Randad A. et al., 2020: Design, fabrication, and characterization of broad beam transducers for fragmenting large renal calculi with burst wave lithotripsy
Randad A, Ghanem MA, Bailey MR, Maxwell AD.
Center for Industrial and Medical Ultrasound, Applied Physics Laboratory, University of Washington, 1606 San Juan Road, Seattle, Washington 98195, USA.
Burst wave lithotripsy (BWL) is a technology for comminuting urinary stones. A BWL transducer's requirements of high-pressure output, limited acoustic window, specific focal depth, and frequency to produce fragments of passable size constrain focal beamwidth. However, BWL is most effective with a beam wider than the stone. To produce a broad-beam, an iterative angular spectrum approach was used to calculate a phase screen that was realized with a rapid prototyped lens. The technique did not accurately replicate a target beam profile when an axisymmetric profile was chosen. Adding asymmetric weighting functions to the target profile achieved appropriate beamwidth. Lenses were designed to create a spherically focused narrow-beam (6 mm) and a broad-beam (11 mm) with a 350-kHz transducer and 84-mm focal depth. Both lenses were used to fragment artificial stones (11 mm long) in a water bath, and fragmentation rates were compared. The linearly simulated and measured broad beamwidths that were 12 mm and 11 mm, respectively, with a 2-mm-wide null at center. The broad-beam and the narrow-beam lenses fragmented 44 ± 9% and 16 ± 4% (p = 0.007, N = 3) of a stone by weight, respectively, in the same duration at the same peak negative pressure. The method broadened the focus and improved the BWL rate of fragmentation of large stones.

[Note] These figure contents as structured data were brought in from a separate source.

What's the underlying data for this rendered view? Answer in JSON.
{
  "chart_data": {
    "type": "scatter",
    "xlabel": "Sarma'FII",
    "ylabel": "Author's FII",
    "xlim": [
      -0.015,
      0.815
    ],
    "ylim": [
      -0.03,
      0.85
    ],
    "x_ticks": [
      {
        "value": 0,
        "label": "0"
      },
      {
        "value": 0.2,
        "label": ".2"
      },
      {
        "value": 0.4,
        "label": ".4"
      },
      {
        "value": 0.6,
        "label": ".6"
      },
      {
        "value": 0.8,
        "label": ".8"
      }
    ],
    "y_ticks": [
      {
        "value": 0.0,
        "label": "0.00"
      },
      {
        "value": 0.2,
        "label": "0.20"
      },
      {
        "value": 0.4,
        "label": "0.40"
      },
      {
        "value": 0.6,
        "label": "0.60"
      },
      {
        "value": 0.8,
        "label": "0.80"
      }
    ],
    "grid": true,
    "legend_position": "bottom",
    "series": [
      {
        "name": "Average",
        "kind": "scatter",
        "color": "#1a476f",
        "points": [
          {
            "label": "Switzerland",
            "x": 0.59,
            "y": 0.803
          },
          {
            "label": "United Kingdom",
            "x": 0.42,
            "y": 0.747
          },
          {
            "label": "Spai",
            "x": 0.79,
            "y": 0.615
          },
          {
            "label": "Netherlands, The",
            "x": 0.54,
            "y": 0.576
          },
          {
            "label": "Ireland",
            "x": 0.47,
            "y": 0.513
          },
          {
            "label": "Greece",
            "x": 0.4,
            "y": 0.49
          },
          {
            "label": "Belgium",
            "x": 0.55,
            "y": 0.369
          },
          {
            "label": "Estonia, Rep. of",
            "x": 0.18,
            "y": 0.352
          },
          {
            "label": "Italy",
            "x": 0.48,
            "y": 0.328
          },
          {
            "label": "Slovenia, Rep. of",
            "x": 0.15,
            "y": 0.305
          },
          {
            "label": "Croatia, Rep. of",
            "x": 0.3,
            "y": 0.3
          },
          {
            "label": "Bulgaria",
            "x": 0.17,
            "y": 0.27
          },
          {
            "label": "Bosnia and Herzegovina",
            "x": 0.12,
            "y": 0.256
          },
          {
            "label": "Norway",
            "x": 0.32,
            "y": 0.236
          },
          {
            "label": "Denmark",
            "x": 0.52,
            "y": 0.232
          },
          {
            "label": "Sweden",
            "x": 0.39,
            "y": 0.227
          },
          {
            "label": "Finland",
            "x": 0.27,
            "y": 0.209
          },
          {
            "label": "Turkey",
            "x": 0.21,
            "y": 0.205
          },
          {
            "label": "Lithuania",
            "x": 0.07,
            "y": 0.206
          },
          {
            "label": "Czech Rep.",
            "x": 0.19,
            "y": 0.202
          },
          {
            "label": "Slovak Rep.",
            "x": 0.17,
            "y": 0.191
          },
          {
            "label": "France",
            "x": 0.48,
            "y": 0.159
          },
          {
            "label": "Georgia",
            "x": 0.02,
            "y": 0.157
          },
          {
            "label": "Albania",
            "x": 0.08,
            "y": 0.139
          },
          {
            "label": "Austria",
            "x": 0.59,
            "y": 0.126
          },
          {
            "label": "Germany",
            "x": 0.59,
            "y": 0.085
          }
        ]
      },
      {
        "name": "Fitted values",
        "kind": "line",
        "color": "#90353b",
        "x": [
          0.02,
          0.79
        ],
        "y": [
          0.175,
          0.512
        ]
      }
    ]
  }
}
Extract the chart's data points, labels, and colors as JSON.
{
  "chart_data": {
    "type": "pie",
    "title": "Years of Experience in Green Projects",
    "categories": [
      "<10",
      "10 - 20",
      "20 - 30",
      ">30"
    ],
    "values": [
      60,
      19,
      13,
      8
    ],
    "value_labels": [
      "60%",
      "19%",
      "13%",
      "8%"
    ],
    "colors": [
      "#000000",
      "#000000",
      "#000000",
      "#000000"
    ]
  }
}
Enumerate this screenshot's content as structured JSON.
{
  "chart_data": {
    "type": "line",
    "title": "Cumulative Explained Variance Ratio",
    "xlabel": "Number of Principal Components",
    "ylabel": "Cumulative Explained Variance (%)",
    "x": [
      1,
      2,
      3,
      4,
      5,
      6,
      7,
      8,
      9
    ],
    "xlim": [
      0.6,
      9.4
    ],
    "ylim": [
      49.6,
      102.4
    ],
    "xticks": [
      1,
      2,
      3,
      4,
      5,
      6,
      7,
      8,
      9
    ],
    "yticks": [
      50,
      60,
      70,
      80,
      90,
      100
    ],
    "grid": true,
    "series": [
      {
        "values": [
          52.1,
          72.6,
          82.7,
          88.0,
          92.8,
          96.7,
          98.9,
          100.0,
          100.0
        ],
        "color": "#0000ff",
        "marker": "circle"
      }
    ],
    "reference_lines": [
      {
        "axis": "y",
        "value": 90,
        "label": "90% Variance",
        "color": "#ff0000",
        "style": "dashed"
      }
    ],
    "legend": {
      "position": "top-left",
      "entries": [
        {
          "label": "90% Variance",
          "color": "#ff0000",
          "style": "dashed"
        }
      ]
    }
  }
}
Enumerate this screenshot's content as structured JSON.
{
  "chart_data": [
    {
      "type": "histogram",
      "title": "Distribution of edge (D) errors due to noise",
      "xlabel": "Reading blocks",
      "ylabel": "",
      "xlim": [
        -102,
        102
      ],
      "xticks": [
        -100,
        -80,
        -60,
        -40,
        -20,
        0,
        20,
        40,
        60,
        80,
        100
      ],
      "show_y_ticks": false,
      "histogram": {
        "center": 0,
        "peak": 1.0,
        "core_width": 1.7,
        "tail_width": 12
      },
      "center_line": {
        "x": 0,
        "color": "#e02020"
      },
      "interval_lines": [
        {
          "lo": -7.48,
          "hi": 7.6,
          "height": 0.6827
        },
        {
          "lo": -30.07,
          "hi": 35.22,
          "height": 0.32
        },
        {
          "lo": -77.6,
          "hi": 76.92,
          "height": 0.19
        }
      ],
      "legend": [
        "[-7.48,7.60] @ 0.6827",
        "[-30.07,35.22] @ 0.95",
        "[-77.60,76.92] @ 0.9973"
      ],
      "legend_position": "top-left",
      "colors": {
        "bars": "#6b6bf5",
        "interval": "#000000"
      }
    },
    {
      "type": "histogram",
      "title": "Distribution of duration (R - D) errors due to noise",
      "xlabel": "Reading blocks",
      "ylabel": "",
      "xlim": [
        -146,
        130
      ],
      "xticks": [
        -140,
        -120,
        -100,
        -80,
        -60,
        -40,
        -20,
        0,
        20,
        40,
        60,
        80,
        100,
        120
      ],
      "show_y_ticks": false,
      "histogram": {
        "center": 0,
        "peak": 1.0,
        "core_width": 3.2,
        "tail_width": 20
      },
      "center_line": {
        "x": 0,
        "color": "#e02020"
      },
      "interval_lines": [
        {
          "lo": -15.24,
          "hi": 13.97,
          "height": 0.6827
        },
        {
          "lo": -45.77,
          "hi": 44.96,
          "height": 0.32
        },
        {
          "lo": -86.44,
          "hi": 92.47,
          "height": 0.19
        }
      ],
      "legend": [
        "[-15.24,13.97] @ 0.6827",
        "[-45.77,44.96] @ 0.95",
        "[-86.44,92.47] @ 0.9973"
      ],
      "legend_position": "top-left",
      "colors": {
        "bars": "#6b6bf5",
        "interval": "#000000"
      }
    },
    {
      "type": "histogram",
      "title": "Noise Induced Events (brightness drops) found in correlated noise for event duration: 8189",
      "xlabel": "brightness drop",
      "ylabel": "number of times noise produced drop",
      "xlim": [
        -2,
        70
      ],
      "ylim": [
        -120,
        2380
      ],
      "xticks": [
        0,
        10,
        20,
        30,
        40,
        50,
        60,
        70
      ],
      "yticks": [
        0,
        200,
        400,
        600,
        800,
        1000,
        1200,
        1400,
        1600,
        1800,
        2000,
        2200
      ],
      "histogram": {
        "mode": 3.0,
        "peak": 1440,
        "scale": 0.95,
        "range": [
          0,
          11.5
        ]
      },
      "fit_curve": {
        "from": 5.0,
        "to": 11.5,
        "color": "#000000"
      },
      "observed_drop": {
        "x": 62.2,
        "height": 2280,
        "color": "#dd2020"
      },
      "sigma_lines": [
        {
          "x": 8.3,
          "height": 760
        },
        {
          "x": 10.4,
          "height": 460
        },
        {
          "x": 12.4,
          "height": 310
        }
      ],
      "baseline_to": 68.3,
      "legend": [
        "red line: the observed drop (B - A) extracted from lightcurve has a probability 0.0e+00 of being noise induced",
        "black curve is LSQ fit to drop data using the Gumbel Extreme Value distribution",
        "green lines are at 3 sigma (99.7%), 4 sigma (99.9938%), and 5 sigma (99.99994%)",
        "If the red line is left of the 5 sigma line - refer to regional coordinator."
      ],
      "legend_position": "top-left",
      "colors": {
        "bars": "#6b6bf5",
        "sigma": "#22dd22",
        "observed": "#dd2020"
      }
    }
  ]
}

J Acoust Soc Am. 2020 Jul;148(1):44. doi: 10.1121/10.0001512. PMID: 32752768
This is an article with advanced physical considerations beyond the horizon of the average urologist. The bottom-line of the in-vitro experiments with burst wave lithotripsy (BWL) disclosed that disintegration of an 11 mm large stone was almost 3 times greater with a broad beam transducer (11 mm) than that achieved with a narrow beam transducer (6 mm). Disintegration was 44±9% and 16±4% with these two devices.
In the experiments described in this article the 350 kHz transducer had a focal depth of 84 mm.
Basically in vitro experiments with BWL clearly showed that the effect is best when the beam width exceeds the stone diameter.
I am indeed looking forward to what can be achieved clinically with BWL.